Purpose of review: Presence of a tumor in a solitary kidney is an absolute indication for performing nephron-sparing surgery (NSS). In the past two decades, new modalities for treatment of small renal mass have emerged but despite their evolution and promising results, partial nephrectomy remains the cornerstone of surgical treatment in this setting. Herein, we review the literature surrounding NSS in patients with a solitary kidney.

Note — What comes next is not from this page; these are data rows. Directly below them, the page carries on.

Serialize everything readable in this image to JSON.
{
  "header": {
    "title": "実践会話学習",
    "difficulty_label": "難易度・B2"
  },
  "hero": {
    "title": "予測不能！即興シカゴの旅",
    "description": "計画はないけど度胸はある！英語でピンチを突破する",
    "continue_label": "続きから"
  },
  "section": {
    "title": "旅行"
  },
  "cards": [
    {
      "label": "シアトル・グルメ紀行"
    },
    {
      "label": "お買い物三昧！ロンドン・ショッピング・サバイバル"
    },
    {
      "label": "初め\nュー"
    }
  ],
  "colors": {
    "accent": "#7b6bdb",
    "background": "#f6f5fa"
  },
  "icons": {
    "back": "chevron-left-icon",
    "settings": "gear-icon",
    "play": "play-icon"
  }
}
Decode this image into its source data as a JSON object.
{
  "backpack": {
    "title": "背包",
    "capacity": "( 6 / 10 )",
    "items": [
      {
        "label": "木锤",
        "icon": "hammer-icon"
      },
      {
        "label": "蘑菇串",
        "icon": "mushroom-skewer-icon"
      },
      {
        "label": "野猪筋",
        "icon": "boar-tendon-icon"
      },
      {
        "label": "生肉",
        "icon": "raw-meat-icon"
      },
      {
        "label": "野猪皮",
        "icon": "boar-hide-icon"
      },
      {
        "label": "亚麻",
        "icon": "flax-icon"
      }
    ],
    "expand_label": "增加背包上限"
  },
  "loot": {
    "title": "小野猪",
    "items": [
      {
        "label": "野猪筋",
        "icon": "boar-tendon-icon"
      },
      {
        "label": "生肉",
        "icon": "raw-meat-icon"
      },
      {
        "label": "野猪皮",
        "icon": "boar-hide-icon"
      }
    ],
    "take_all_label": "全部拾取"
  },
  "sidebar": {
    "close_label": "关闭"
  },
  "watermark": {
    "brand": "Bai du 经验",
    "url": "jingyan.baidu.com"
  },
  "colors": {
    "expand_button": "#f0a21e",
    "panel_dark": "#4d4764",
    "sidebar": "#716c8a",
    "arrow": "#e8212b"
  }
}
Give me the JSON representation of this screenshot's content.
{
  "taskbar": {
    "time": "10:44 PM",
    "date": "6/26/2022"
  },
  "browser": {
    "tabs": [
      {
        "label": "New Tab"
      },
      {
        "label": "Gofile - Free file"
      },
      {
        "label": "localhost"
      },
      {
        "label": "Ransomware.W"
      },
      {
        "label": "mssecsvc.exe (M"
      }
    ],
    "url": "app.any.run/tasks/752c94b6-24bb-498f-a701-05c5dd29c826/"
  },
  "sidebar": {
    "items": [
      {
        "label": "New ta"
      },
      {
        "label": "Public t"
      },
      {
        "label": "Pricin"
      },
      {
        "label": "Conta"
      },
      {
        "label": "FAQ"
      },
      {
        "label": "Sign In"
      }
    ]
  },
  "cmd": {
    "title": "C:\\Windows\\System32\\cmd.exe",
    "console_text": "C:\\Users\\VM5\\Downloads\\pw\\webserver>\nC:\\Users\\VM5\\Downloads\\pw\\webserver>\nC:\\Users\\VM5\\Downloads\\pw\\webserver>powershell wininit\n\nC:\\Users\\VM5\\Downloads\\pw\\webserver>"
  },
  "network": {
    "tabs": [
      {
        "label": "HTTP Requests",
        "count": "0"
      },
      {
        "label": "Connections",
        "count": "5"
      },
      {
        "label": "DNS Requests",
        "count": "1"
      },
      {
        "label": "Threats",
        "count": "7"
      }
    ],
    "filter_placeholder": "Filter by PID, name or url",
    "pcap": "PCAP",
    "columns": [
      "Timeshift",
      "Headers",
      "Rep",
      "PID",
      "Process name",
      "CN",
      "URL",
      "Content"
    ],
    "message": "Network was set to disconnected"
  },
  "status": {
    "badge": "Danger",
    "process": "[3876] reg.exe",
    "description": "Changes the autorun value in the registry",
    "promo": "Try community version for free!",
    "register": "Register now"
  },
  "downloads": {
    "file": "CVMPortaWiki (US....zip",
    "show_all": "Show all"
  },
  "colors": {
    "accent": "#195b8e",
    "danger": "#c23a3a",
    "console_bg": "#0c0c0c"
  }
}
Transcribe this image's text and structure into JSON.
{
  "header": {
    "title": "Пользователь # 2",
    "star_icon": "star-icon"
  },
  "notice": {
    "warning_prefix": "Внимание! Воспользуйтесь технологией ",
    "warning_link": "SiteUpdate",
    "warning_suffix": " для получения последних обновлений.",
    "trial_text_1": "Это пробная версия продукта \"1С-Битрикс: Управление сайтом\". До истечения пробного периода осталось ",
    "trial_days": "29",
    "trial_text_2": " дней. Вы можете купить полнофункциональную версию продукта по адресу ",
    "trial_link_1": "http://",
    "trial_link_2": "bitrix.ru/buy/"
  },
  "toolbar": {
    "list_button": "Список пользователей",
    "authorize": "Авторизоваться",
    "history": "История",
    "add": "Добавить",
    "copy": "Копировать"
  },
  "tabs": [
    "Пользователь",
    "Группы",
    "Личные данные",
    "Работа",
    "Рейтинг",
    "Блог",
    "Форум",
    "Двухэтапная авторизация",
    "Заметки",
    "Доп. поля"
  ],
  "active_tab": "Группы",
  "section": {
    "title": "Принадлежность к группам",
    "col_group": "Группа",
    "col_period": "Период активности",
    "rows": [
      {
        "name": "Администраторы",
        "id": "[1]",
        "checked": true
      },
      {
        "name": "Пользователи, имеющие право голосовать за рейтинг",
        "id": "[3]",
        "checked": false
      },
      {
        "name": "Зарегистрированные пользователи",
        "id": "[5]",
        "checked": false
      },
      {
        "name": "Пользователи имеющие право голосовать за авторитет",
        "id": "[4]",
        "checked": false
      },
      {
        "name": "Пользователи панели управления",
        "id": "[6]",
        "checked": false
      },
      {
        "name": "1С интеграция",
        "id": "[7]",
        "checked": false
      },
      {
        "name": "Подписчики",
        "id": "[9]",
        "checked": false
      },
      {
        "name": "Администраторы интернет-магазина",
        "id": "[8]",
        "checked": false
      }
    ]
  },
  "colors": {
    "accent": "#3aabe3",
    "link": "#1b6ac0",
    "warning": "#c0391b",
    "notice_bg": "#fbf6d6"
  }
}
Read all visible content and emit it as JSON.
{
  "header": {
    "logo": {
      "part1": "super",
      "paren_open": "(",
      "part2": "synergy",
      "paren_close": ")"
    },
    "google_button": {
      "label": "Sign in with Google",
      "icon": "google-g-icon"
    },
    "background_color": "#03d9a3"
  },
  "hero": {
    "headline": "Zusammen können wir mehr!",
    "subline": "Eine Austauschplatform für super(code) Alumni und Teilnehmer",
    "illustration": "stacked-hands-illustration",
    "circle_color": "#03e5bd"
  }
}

Recent findings: Data from large retrospective, single and multi-institutional series indicate that open partial nephrectomy in patients with a solitary kidney can achieve oncological control as well as renal function preservation with acceptable complication profile. Available data indicate that employing parenchymal cooling can mitigate the deleterious effects of prolonged clamp time during partial nephrectomy. Introduction of laparoscopic and, more recently, robotic approach have allowed minimally invasive approach in selected patients undergoing partial nephrectomy. Large comparative studies comparing minimally invasive approaches to open technique are lacking.
Summary: Established and emerging NSS techniques along with our better understating of the factors affecting function after surgery have fostered improvement of delivery of care in the setting of renal tumor(s) in a solitary kidney. Future developments should focus on minimizing the invasiveness of treatments while further improving cancer control and functional preservation.